Le bal est fini

Jason Reitman poursuit sa petite déconstruction des genres et de la société américaine. "Young Adult" s’inscrit sur le fond dans la lignée de "Thank You for smoking", "Juno", "Up in the air". Tout aussi féroce, ce quatrième film du réalisateur canadien se teinte d’un peu plus d’amertume.

A.Lo.
Le bal est fini
©n.d.

Jason Reitman poursuit sa petite déconstruction des genres et de la société américaine. "Young Adult" s’inscrit sur le fond dans la lignée de "Thank You for smoking", "Juno", "Up in the air". Tout aussi féroce, ce quatrième film du réalisateur canadien se teinte d’un peu plus d’amertume.

Le film s’ouvre d’ailleurs sur des sanglots étouffés et, pendant les premières minutes, s’abstient du tapis musical caractéristique des productions américaines. Les sanglots sont ceux d’un talk-show que regarde Mavis Gary (Charlize Theron), avant de commencer sa journée de "nègre" de série pour ados à succès. Frisant la quarantaine, toujours célibataire, Mavis affiche tous les signes extérieurs d’un (certain) succès, mais ne peut masquer le grand vide de sa vie. Qui se transforme en gouffre lorsqu’elle reçoit dans sa messagerie le faire-part électronique de naissance du premier enfant de son ex-petit ami, Buddy (Patrick Wilson, casting idéal pour le rôle : son doux visage de beau-fils idéal a dû faire tourner les têtes des midinettes au collège).
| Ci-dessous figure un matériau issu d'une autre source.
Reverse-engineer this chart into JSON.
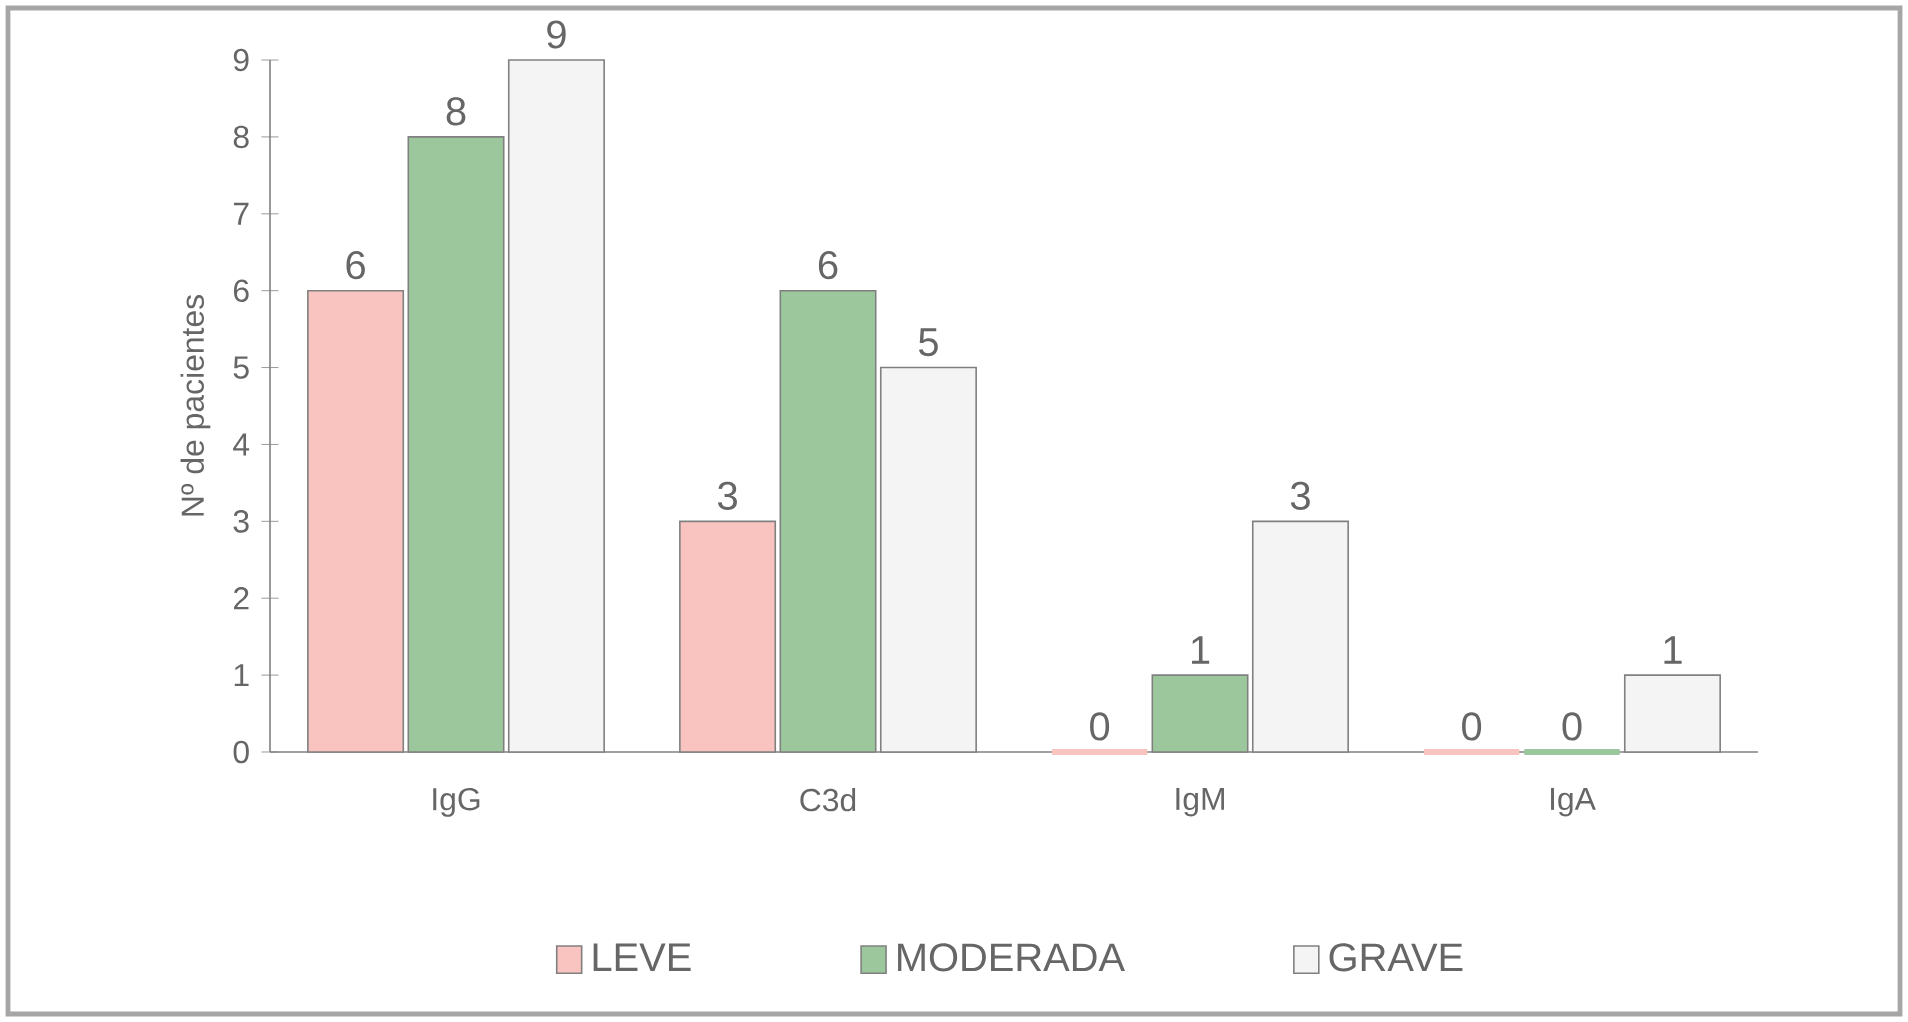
{
  "chart_data": {
    "type": "bar",
    "ylabel": "Nº de pacientes",
    "categories": [
      "IgG",
      "C3d",
      "IgM",
      "IgA"
    ],
    "series": [
      {
        "name": "LEVE",
        "color": "#f9c4c0",
        "values": [
          6,
          3,
          0,
          0
        ]
      },
      {
        "name": "MODERADA",
        "color": "#9cc79c",
        "values": [
          8,
          6,
          1,
          0
        ]
      },
      {
        "name": "GRAVE",
        "color": "#f4f4f4",
        "values": [
          9,
          5,
          3,
          1
        ]
      }
    ],
    "ylim": [
      0,
      9
    ],
    "yticks": [
      0,
      1,
      2,
      3,
      4,
      5,
      6,
      7,
      8,
      9
    ],
    "data_labels": true,
    "legend": "bottom"
  }
}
Un mauvais matin de plus, Mavis embarque alors ordinateur portable, valise et chienchien, direction Mercury, Minnesota, le bled dont elle s’était enfuie. A l’image du générique, gros plans sur les rouages d’une vieille cassette audio, le tempo du rock FM paraît couler lentement, mais la bande magnétique, telles les années de jeunesse passées, défile à toute allure. Mavis peut la rembobiner. Mais peut-elle revenir, elle, en arrière ?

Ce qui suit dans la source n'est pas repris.